Повестку принесли утром, когда я пришел, усталый, с ночной смены. Матери не было. На столе, под салфеткой, лежали сваренные в мундире, чуть теплые картофелины, ломоть черного хлеба, сдобренный сахарным песком, и записка: «Ушла на дежурство. Завтра вернусь около восьми вечера. Смотри, не опоздай на работу». Будильника у нас не было, и мать, уходя на ночные дежурства, каждый раз просила соседей разбудить меня. Я и сам обращался к ним с такой же просьбой, если надо было вставать утром. А днем я спал мало и всегда просыпался сам, задолго до заводского гудка.
Мать беспокоилась не зря. За опоздания и прогулы строго наказывали. И все понимали: эта строгость — необходимая, вынужденная мера.

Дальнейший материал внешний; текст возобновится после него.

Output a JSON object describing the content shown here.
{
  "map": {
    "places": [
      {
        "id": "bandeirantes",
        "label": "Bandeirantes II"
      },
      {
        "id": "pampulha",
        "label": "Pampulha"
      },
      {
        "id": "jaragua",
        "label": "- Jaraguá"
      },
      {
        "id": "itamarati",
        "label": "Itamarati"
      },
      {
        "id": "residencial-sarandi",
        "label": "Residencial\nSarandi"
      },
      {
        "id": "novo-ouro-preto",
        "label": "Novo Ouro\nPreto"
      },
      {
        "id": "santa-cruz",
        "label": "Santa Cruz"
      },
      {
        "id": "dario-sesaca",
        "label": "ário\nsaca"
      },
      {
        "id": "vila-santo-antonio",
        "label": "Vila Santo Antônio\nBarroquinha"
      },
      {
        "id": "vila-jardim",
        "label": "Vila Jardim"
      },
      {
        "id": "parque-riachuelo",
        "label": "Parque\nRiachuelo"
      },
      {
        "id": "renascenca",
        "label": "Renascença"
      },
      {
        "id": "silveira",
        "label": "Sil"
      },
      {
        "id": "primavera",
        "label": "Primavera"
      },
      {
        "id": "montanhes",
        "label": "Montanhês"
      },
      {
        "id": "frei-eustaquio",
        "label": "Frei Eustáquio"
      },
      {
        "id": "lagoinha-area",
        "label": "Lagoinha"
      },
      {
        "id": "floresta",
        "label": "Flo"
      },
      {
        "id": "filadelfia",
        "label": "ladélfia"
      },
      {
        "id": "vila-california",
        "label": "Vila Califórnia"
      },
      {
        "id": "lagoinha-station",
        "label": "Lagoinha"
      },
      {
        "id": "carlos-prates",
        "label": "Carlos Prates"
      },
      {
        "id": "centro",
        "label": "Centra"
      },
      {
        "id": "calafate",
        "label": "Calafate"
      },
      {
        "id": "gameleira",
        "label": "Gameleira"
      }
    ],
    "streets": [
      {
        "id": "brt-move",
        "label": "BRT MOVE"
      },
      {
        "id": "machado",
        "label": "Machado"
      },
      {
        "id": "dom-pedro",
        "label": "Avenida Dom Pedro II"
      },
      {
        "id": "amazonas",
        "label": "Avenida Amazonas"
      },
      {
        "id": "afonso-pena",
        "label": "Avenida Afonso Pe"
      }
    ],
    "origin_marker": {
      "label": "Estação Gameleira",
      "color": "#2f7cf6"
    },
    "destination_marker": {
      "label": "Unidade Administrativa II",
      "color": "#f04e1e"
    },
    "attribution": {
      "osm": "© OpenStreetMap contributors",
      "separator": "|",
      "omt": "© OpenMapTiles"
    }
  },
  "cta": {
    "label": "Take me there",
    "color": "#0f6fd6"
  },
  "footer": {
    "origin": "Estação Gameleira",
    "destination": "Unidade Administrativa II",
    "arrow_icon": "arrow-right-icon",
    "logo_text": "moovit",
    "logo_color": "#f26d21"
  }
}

Я читал и перечитывал повестку. Усталость как рукой сняло. Наскоро перекусив, я помчался в военкомат к капитану Шубину — с ним я познакомился полгода назад, когда проходил медкомиссию. В тот день призывники — парнишки 1926 года рождения — слонялись по коридорам, сидели на корточках, привалившись к поблекшей от частого прикосновения стене, дымили самокрутками, передавая друг другу обмусоленные «сороковки». Разговоры велись на одну тему: когда заберут и куда. Мои сверстники хотели попасть в авиацию, в артиллерию, в танковые войска. Двое из нас собирались стать гвардейскими минометчиками — так называли тех, кто стрелял из «катюш». Все говорили: «Лишь бы не в пехоту». Служба в пехоте представлялась всем нам самой тяжелой и самой опасной. Все мы надеялись остаться в живых, никто не говорил вслух, что кого-нибудь из нас могут убить или тяжело ранить. Но все, наверное, думали об этом: наши войска наступали почти на всех фронтах, и мы уже знали, что это такое.

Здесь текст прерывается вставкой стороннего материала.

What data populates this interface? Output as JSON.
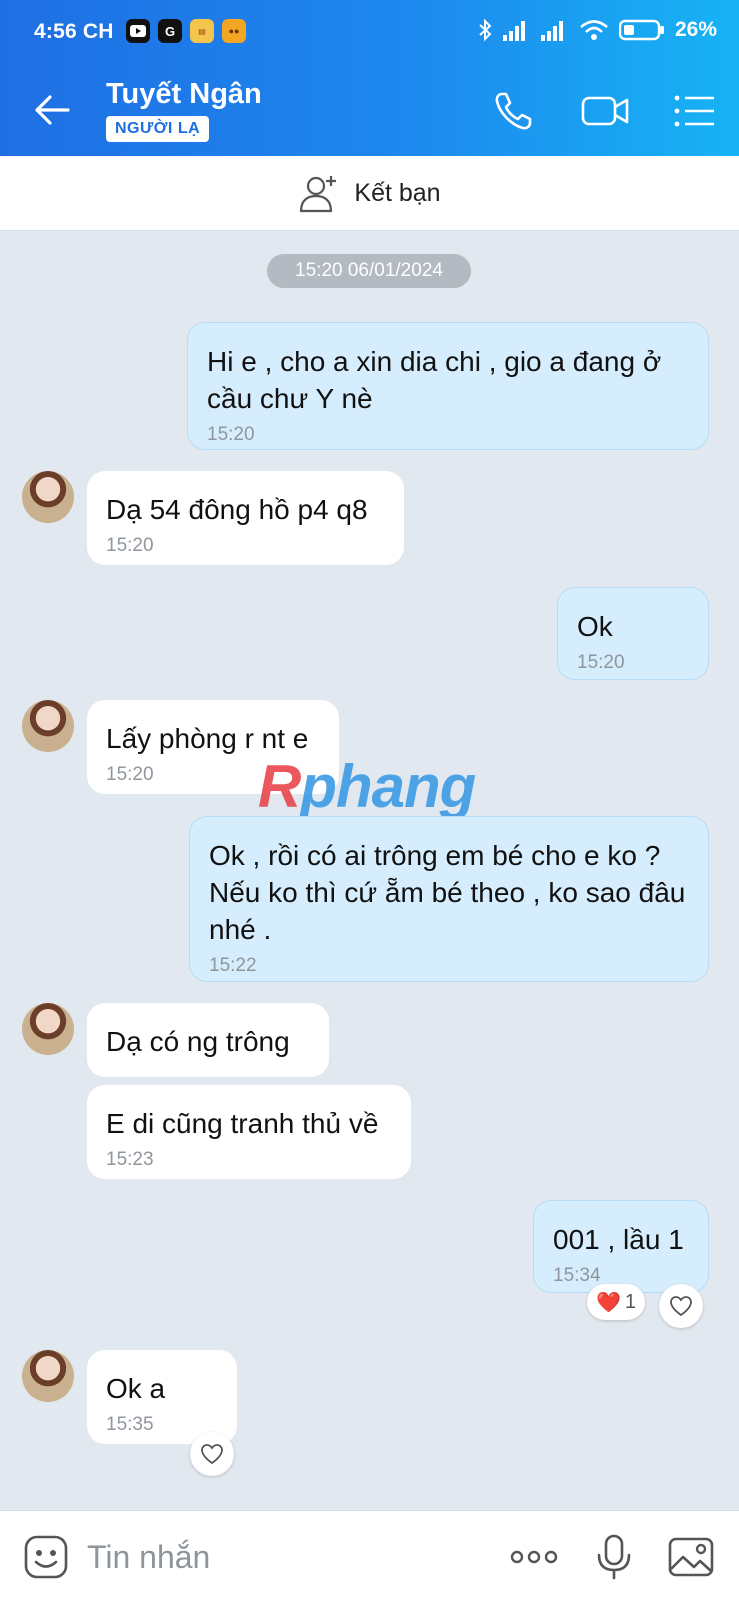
{
  "status_bar": {
    "time": "4:56 CH",
    "battery": "26%"
  },
  "header": {
    "contact_name": "Tuyết Ngân",
    "badge": "NGƯỜI LẠ",
    "icons": [
      "back-arrow-icon",
      "phone-icon",
      "video-call-icon",
      "menu-list-icon"
    ]
  },
  "friend_bar": {
    "label": "Kết bạn"
  },
  "date_separator": "15:20 06/01/2024",
  "messages": [
    {
      "dir": "out",
      "text": "Hi e , cho a xin dia chi , gio a đang ở cầu chư Y nè",
      "time": "15:20"
    },
    {
      "dir": "in",
      "text": "Dạ 54 đông hồ p4 q8",
      "time": "15:20"
    },
    {
      "dir": "out",
      "text": "Ok",
      "time": "15:20"
    },
    {
      "dir": "in",
      "text": "Lấy phòng r nt e",
      "time": "15:20"
    },
    {
      "dir": "out",
      "text": "Ok , rồi có ai trông em bé cho e ko ? Nếu ko thì cứ ẵm bé theo , ko sao đâu nhé .",
      "time": "15:22"
    },
    {
      "dir": "in",
      "text": "Dạ có ng trông",
      "time": ""
    },
    {
      "dir": "in",
      "text": "E di cũng tranh thủ về",
      "time": "15:23"
    },
    {
      "dir": "out",
      "text": "001 , lầu 1",
      "time": "15:34",
      "reaction": {
        "emoji": "❤️",
        "count": "1"
      }
    },
    {
      "dir": "in",
      "text": "Ok a",
      "time": "15:35"
    }
  ],
  "watermark": "Rphang",
  "composer": {
    "placeholder": "Tin nhắn"
  },
  "colors": {
    "header_start": "#1f6fe3",
    "header_end": "#17b3f4",
    "outgoing_bubble": "#d5edfc",
    "incoming_bubble": "#ffffff",
    "chat_background": "#e2e8ef"
  }
}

Я хотел стать моряком. Очень хотел! Морем я бредил с детства, прочитал десятки книг, в которых воспевалось море и смелые, отважные люди — моряки. Но я понимал — на флот не возьмут: туда отбирали самых крепких, самых выносливых, а у меня с детства пошаливали нервы. Сам я этого не замечал, но так утверждала мать. «А вдруг?» — появлялась надежда. Я бы полжизни отдал, чтобы попасть на флот. В мечтах я видел себя в бескозырке с ленточками, с синим воротником на спине.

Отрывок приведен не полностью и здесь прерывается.